La representante sostuvo a Bianca, quien miró a Magdalena con expresión de disculpa:
—Perdón, señorita Magdalena, los zapatos que llevo hoy son muy inestables, por eso choqué con usted.
Magdalena miró hacia sus pies. Llevaba unos tacones rojos destalonados. El tacón, fino como una aguja y adornado con pequeños diamantes brillantes, medía al menos diez centímetros.
Con tacones tan altos, no era de extrañar que se torciera el tobillo. Además, como no había llegado a caerse y nunca fue de las que hacen un escándalo por pequeñeces, Magdalena respondió:
—No pasa nada.
Renato la abrazó protectoramente y la metió en el ascensor. Levantó la mano, presionó el botón del primer piso y las puertas se cerraron lentamente.

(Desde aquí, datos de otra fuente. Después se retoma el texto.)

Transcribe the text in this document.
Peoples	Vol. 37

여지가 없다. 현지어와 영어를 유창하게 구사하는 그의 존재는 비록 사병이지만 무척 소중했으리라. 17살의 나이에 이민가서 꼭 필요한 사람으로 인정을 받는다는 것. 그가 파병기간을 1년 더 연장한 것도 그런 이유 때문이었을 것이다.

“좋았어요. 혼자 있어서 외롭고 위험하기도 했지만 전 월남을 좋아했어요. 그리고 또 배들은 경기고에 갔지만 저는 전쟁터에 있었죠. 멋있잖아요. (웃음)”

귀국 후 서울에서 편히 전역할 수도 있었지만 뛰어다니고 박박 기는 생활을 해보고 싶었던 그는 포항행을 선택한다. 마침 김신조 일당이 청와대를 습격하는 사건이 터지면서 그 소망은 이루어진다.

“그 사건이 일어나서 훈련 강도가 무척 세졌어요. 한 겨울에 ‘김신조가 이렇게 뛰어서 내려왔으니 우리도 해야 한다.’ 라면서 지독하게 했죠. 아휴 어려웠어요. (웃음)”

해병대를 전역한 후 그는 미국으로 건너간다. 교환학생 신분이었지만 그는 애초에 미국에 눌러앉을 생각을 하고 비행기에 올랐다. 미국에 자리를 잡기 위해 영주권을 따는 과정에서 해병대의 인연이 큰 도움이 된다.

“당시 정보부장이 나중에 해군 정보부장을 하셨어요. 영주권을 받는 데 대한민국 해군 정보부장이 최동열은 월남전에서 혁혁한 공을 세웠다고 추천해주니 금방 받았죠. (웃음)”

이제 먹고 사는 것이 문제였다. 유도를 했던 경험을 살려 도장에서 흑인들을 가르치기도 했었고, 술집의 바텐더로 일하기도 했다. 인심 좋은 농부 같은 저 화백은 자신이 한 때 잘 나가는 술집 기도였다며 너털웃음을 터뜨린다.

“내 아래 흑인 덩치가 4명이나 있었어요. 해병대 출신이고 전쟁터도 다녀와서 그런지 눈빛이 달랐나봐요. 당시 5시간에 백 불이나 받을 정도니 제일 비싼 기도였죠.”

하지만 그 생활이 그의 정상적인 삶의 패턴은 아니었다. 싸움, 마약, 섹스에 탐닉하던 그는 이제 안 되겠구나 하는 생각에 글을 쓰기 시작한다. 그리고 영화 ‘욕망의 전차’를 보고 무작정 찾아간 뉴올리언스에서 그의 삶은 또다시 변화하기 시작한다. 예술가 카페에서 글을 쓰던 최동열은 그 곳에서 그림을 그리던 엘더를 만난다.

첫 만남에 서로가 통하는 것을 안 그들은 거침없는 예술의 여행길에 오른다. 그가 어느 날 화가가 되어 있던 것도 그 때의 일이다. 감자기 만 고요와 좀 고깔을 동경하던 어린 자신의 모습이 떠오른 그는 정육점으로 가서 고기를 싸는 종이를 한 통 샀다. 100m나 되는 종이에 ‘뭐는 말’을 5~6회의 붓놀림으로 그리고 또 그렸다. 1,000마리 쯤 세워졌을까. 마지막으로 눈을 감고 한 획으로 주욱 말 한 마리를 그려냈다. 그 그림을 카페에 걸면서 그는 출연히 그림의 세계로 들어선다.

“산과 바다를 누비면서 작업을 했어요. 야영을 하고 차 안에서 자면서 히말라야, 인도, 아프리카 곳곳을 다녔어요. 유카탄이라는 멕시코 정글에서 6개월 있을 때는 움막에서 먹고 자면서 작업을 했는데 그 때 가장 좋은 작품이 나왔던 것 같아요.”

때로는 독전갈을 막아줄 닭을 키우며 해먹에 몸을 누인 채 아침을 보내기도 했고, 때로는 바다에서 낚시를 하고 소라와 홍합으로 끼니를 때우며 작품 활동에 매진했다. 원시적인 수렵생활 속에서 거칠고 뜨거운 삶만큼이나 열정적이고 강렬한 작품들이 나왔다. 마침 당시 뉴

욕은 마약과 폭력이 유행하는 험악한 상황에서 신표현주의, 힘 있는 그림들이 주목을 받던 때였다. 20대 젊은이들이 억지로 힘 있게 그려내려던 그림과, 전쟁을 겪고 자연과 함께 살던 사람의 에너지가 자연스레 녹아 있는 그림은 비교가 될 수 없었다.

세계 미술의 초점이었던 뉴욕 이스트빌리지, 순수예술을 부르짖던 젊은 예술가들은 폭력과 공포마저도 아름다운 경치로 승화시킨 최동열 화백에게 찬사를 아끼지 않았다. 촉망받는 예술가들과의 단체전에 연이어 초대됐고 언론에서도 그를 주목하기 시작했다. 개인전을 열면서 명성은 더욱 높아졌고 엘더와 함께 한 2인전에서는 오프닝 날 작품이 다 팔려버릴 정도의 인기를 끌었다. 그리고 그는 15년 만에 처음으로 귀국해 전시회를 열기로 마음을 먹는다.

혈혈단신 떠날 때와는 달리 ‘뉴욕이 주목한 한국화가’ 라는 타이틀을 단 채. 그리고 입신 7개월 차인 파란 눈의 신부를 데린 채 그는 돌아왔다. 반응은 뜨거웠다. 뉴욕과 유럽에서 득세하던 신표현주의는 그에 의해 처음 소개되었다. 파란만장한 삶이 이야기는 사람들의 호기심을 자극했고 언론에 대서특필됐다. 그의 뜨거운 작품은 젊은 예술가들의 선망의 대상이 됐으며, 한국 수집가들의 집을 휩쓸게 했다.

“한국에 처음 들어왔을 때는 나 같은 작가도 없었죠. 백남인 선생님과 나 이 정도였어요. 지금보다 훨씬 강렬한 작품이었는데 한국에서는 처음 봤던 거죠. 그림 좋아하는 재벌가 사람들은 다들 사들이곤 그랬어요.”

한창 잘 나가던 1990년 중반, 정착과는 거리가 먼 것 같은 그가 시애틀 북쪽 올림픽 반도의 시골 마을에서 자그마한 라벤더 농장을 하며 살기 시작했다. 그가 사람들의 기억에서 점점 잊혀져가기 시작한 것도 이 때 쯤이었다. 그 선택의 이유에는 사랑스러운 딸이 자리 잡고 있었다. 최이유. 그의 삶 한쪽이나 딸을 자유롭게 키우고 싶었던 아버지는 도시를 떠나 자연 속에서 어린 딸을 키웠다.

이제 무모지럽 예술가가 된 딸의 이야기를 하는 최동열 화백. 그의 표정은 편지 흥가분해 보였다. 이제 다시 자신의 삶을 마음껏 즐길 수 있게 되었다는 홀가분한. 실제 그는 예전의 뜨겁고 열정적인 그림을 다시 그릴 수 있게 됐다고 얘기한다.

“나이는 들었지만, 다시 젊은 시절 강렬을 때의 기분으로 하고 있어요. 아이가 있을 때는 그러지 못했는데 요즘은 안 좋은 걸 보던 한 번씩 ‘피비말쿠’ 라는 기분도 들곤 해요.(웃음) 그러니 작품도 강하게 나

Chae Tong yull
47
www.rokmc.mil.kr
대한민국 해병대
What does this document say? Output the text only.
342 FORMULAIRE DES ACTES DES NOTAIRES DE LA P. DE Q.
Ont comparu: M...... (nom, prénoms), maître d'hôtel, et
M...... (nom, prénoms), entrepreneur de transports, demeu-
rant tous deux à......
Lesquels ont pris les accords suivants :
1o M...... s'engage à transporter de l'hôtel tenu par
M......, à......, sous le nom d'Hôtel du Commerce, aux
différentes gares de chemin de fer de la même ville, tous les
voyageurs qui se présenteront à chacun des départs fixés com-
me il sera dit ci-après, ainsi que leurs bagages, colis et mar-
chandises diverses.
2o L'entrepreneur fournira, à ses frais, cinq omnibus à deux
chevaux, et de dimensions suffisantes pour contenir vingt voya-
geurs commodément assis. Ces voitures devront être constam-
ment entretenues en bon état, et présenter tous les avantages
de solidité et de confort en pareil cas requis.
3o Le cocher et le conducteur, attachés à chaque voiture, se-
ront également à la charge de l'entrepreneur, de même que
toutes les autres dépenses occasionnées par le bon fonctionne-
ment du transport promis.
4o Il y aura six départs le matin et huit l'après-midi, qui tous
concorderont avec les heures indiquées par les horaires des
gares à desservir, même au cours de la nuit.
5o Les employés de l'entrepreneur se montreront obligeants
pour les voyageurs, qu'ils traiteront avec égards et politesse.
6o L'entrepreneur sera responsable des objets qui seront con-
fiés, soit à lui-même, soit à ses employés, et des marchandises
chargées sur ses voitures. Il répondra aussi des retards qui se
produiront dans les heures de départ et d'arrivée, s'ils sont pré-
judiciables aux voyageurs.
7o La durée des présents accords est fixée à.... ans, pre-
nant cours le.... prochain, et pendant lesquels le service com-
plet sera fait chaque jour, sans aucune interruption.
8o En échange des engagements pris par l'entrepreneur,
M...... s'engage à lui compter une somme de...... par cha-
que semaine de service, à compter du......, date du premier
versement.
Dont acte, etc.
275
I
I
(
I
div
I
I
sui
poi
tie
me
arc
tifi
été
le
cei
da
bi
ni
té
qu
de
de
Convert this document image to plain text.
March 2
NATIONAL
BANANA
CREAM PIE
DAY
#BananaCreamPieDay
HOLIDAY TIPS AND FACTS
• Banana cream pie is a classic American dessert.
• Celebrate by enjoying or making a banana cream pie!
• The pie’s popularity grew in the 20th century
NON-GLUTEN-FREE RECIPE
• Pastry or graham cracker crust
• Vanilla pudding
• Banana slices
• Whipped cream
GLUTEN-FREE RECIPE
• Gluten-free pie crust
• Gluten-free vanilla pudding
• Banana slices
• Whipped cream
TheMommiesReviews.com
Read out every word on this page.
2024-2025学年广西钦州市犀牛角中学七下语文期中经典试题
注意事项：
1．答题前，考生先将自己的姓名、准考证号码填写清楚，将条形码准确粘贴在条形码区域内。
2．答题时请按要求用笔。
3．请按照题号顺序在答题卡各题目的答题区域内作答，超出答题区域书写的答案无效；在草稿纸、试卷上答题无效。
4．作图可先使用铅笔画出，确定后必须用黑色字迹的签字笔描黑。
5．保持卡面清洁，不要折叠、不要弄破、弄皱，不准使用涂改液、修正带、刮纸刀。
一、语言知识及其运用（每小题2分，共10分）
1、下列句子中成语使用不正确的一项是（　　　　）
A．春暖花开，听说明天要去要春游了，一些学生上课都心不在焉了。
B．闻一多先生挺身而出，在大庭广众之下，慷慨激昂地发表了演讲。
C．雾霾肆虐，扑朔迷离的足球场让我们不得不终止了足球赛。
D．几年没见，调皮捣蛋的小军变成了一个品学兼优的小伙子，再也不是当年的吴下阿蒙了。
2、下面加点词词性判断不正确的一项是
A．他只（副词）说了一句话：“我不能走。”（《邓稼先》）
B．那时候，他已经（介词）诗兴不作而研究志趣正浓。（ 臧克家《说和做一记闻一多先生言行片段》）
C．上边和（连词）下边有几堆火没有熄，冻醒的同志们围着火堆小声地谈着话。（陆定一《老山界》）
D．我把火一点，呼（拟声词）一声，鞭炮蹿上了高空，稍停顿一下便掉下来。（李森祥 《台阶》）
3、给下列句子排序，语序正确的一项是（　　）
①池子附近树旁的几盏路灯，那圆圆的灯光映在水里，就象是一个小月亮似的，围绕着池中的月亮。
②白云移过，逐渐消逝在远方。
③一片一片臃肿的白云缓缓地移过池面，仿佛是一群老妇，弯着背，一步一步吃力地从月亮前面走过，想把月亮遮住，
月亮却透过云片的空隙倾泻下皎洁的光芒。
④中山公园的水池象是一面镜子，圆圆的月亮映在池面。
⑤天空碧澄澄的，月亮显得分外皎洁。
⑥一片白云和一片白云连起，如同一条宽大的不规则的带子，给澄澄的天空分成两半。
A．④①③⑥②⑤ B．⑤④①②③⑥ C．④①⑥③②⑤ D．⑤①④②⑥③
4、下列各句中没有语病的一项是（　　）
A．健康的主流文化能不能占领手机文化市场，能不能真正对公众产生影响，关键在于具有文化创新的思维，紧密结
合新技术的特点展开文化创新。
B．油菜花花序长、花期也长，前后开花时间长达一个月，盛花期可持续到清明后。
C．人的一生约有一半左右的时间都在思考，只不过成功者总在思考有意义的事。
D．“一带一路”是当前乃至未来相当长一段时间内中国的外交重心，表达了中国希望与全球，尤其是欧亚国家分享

A medida que el ascensor se cerraba y el apuesto rostro de Renato desaparecía de su vista, Bianca sintió que le faltaba el aire y dio un pisotón de rabia.
Lo de antes había sido a propósito. Solo que no esperaba que el instinto de Renato lo llevara a sostener a esa mujer y no a ella.
Había creído que, considerando la relación que ella tenía con Fabiola, Renato no la dejaría ignorada.
Sin embargo, si su mánager no la hubiera agarrado a tiempo, habría terminado en el suelo.
Magdalena y Renato en un resort durante el fin de semana, comportándose de manera tan íntima... ¿Qué significaba eso?
Después de que *ella* se fuera, Renato había tenido muchas mujeres. Bianca lo sabía bien. Pero todas eran simples amantes pasajeras. Él siempre había sido indiferente y distante con ellas.
Pero hace un momento, cuando las puertas del ascensor se abrieron, vio a esa mujer colgada de su brazo, diciéndole algo. Los ojos de la chica brillaban intensamente y la expresión del hombre era tan radiante como las estrellas; incluso tenía una ligera sonrisa en los labios mientras le respondía un simple: *Sí*.
Ese Renato le resultaba tan familiar como desconocido.